Les bombardements israéliens ont immobilisé les voitures à Gaza et rendu les routes impraticables. L’attaque contre l’Iran n’a fait qu’entraîner une flambée des prix et aggraver la situation.

À Gaza, se déplacer ne fait plus partie des activités banales de la vie quotidienne. L’offensive militaire israélienne et le siège prolongé ont tellement détruit le réseau de transport de Gaza que des trajets qui ne prenaient autrefois que quelques minutes en voiture nécessitent désormais des heures de marche à travers les décombres et les débris effroyables. Ce qui était autrefois un geste ordinaire — quitter son domicile, se rendre à la clinique, rendre visite à des proches — est désormais devenu un travail physique, un calcul de la douleur et un risque à mettre en balance avec la nécessité.

Fin 2025, le ministère des Transports et des Communications de Gaza a indiqué qu’environ 70 % des véhicules immatriculés – soit plus de 50 000 voitures, taxis, bus et camions – avaient été détruits ou rendus inutilisables. Entre 68 et 85 % du réseau routier a subi des dommages ou a été totalement détruit, certaines zones comme Khan Younis ayant perdu plus de 90 % de leurs voies de circulation. Les forces israéliennes ont à plusieurs reprises bombardé, creusé des cratères et rasé au bulldozer les routes principales et les carrefours, provoquant un chaos qui a fragmenté la bande de Gaza en zones isolées où se déplacer d’un quartier à l’autre nécessite de longs détours ou des heures de marche.

Alors que le monde tourne son attention vers l’Iran, la vie quotidienne à Gaza n’est pas revenue à la situation d’avant le génocide. Depuis que les États-Unis et Israël ont lancé leur offensive conjointe contre l’Iran, le Liban et l’ensemble de la région, les prix à Gaza ont fortement augmenté, la population s’étant précipitée pour acheter des produits de première nécessité et du carburant.

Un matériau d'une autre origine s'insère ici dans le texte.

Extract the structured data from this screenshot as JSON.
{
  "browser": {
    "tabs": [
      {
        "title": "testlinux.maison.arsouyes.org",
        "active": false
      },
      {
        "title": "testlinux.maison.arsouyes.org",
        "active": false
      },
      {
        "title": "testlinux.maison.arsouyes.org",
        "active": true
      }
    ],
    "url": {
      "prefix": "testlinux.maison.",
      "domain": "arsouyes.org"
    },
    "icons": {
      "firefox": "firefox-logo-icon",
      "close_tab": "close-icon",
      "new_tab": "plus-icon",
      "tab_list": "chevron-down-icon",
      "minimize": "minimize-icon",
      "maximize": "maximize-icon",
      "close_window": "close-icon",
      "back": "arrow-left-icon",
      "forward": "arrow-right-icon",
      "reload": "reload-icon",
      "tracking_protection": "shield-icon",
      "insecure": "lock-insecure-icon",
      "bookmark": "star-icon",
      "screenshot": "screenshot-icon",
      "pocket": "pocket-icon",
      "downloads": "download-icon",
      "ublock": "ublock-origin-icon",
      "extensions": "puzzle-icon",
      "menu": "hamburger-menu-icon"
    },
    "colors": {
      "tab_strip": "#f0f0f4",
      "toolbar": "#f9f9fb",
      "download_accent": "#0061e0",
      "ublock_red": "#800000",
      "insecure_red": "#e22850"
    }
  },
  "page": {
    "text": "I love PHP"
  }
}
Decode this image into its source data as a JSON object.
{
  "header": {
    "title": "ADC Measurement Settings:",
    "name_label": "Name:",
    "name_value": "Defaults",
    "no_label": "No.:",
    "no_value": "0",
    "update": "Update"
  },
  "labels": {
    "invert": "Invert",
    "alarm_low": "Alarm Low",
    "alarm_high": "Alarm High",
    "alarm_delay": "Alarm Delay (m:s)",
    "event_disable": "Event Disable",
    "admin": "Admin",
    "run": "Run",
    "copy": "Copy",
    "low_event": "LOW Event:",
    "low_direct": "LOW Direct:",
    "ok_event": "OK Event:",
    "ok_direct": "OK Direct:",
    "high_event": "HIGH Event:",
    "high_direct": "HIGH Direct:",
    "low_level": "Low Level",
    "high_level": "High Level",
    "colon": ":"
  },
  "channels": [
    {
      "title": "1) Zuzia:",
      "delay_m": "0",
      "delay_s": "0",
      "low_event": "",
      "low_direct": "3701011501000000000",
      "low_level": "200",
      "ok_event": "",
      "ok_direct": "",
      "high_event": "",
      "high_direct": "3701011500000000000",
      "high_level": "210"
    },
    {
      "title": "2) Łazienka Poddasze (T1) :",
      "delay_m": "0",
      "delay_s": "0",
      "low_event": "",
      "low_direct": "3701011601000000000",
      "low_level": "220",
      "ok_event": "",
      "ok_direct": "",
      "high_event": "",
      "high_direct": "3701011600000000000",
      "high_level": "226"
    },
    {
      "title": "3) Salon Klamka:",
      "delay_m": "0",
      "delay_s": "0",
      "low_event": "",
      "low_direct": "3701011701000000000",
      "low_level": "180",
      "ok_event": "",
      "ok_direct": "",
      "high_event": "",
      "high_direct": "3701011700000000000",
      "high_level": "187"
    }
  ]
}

La hausse soudaine de la demande et l’offre limitée ont fait grimper le coût de la nourriture, de l’eau et des transports. Les points de passage frontaliers ont été fermés pendant 48 heures, ce qui a encore aggravé les pénuries et contribué à la hausse rapide des prix. Ces derniers jours, les prix ont commencé à baisser progressivement et à se stabiliser, mais le fardeau économique global reste lourd pour la plupart des ménages à Gaza, où de nombreuses personnes ont encore du mal à subvenir à leurs besoins fondamentaux.

Les routes ne relient plus les quartiers, et les transports ne garantissent plus l’accès aux soins de santé, au travail ou à la subsistance. Même les rues qui restent techniquement praticables sont obstruées par des décombres, des véhicules ou des infrastructures effondrées sous la surface. Les canalisations d’eau et d’égouts ont éclaté sous les bombardements, inondant les rues et transformant la mobilité en une entreprise semée de risques biologiques. Dans de nombreuses zones, les routes sont désormais indissociables des ruines.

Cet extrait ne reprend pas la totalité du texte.